Art is arguably a singular endeavor. The writer and painter, poet and dancer, composer and photographer, sculptor and weaver, almost always do it in solitary. There are, no doubt, studies of this peculiar trait inherent in the creative class. It goes beyond right brain, left brain. It is a need which manifests itself in the doing, the creating of our work by ourselves. This does unfortunately create times when we are removed from the everyday. We then reside in our own sphere of thought, often ignorant of the times and people around us. Admittedly, this is not very fair to them.
We may have a vision of where we would like to go. We will also need to be open to wherever that may take us. However, it takes us there alone. And while we see what is happening, those around us are often confused and skeptical, almost unsupportive. They do not, cannot, at that time, see what it is we see. That too is unfortunate. Sharing the bits and pieces already completed doesn’t really shed much light either.
Only when it is done, can it hopefully make sense to those not directly involved. In the creating, the parts individually do not add up to any recognizable sum. Consider Beethoven’s Fifth as a prime example of this. The first four notes are instantly identifiable. If he had stopped at three notes, it would not be very recognizable. It had to be complete. And so it is with our art. It has to be complete for it to make sense.
So as I printed and printed the photographs for “Arn? Narn.”, except for me, they made very little sense to others. Where was that fourth note? Was there a fourth note?
Fast forward a year or two later to an evening after my wife had returned from a powerfully emotional yet fulfilling trip. We sat down to catch up on each others work and activities during her absence. I was in the darkroom almost all of the time she was away. She had gone down to help in New Orleans after Katrina and came back moved, vulnerable, and a little raw. She shared with me her experiences, her thoughts, and what that tragedy looked like to her. How could she have returned any other way? We talked for quite some time about that.

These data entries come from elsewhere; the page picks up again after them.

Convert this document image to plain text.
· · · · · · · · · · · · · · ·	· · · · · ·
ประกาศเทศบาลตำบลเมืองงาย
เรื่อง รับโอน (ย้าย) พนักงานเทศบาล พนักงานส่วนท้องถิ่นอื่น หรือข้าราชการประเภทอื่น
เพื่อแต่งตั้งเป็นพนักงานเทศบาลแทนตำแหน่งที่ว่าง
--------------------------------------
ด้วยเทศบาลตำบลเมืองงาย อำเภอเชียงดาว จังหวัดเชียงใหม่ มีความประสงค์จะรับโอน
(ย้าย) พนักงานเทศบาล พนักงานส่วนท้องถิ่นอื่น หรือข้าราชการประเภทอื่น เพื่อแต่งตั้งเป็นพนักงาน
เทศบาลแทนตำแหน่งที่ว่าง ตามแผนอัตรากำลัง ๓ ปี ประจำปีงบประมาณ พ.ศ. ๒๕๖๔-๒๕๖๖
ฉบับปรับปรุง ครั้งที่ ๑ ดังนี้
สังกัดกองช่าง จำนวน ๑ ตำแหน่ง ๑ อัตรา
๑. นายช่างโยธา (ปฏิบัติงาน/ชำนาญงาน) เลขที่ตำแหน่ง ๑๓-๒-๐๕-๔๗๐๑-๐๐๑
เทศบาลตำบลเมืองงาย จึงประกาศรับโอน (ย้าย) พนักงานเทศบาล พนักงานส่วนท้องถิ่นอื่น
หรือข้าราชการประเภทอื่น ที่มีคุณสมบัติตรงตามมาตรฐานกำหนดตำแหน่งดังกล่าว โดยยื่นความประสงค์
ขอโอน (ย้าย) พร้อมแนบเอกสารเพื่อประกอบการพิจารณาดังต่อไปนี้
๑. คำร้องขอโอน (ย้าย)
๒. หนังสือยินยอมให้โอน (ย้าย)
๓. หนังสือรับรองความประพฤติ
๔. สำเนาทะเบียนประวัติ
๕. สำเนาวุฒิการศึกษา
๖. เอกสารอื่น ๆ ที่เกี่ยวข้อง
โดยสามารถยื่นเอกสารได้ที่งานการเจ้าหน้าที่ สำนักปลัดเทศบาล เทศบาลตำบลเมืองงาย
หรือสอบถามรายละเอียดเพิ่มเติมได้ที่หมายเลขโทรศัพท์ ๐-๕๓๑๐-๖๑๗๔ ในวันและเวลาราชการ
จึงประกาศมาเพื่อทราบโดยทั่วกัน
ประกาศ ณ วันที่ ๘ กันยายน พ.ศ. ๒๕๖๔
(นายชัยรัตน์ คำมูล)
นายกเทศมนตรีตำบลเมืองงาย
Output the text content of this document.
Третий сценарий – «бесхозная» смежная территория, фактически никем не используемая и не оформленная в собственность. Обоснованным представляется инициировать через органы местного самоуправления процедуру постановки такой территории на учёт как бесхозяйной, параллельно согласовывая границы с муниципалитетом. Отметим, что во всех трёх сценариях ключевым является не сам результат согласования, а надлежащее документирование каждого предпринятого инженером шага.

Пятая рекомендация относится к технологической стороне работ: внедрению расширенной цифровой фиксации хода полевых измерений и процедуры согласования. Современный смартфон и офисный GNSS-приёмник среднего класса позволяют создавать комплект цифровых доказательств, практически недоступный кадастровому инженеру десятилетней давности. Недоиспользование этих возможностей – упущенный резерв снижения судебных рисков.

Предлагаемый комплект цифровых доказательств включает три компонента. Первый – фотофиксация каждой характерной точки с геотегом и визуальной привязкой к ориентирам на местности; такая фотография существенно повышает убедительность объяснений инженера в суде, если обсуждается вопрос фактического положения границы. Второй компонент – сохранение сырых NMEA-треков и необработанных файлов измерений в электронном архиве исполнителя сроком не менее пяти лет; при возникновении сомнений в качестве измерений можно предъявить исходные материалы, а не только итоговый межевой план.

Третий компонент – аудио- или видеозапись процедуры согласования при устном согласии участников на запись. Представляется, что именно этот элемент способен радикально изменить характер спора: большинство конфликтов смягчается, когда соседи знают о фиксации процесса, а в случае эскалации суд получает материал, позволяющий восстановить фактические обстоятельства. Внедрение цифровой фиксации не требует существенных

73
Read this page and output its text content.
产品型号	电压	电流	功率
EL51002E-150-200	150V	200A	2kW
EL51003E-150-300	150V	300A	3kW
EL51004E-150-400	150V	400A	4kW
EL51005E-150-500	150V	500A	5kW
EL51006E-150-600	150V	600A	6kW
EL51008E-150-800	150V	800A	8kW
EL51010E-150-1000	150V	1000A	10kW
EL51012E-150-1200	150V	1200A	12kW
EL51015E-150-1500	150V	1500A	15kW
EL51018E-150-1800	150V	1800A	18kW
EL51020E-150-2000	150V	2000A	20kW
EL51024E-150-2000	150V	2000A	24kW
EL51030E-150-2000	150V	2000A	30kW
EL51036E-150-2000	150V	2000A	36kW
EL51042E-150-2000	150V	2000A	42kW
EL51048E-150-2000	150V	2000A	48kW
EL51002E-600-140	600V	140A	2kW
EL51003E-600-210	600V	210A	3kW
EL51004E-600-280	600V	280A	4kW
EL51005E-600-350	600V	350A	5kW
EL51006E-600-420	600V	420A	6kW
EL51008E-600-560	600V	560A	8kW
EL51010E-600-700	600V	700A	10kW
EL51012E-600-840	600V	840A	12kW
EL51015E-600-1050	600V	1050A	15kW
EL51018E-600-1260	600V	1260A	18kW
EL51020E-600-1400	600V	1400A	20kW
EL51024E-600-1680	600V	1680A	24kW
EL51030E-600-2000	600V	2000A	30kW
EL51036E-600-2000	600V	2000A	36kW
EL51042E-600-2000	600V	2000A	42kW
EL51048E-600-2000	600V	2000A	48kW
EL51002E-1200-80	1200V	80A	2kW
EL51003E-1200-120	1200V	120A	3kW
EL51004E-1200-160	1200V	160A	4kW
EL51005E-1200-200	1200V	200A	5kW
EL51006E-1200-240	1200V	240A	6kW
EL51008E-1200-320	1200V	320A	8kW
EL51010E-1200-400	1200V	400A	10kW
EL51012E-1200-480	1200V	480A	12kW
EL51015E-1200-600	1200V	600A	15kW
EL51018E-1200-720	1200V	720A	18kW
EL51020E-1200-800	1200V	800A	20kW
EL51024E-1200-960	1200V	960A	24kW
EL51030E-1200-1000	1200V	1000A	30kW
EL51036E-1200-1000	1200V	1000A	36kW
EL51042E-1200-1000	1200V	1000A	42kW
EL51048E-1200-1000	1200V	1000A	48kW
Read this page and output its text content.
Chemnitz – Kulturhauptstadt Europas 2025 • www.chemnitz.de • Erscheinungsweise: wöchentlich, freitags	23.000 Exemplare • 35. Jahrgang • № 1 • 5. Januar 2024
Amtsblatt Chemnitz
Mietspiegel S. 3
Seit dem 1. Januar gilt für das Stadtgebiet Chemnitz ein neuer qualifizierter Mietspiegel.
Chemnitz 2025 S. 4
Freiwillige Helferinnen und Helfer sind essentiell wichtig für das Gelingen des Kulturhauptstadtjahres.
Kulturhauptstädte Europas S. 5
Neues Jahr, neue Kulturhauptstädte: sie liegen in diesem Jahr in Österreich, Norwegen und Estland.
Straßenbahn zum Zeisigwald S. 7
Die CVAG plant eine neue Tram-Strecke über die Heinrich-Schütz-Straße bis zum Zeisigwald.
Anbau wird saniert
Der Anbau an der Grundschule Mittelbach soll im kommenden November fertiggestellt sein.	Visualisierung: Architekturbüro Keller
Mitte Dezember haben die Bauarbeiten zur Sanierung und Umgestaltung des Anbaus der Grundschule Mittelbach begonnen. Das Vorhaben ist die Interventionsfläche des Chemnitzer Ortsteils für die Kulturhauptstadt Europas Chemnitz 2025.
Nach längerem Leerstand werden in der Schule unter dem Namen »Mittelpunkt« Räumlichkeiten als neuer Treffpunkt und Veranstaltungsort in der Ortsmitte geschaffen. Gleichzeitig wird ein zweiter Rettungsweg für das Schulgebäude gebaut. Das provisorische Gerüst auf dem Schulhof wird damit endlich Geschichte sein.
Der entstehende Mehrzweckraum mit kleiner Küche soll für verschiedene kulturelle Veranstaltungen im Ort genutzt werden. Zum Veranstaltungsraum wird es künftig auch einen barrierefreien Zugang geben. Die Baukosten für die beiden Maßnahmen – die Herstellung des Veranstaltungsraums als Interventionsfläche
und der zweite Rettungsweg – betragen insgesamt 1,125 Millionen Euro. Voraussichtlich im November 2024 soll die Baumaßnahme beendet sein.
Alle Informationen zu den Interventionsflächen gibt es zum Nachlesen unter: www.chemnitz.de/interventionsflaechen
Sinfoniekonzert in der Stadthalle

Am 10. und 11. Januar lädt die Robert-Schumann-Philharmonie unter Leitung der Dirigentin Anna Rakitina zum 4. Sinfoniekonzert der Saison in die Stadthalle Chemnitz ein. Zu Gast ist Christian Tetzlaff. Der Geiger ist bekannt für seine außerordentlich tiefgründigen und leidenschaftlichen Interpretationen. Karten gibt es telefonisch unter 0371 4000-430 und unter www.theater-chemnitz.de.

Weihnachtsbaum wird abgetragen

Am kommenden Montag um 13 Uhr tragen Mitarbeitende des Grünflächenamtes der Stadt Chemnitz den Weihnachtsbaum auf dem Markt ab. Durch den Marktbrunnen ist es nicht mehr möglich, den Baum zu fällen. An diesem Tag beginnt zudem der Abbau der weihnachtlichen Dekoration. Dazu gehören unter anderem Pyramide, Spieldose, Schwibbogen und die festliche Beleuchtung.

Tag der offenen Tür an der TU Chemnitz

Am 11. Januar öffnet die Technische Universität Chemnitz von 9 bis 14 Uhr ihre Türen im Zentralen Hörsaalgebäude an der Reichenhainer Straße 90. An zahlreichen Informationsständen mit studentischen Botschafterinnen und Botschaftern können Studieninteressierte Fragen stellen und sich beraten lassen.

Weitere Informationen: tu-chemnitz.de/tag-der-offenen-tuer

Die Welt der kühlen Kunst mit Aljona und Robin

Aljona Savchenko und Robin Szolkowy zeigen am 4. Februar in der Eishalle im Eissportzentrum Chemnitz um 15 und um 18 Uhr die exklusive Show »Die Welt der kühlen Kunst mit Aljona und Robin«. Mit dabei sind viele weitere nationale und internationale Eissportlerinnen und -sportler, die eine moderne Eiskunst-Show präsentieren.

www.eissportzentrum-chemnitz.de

She then wanted to know what I had been up to in that time. I told her I’d been in the darkroom almost exclusively and had finished the printing of the photographs for “Arn? Narn.”, would she like to see them? Yes.
I brought out the box of the 200+ photographs and gave them to her with the explanation they were as yet unedited and not in any proper sequence and then waited in silence. She looked at each one thoughtfully, pausing on some longer than others, making soft sounds of understanding. Her response was all I could have hoped for…they brought her to tears. I had found the fourth note.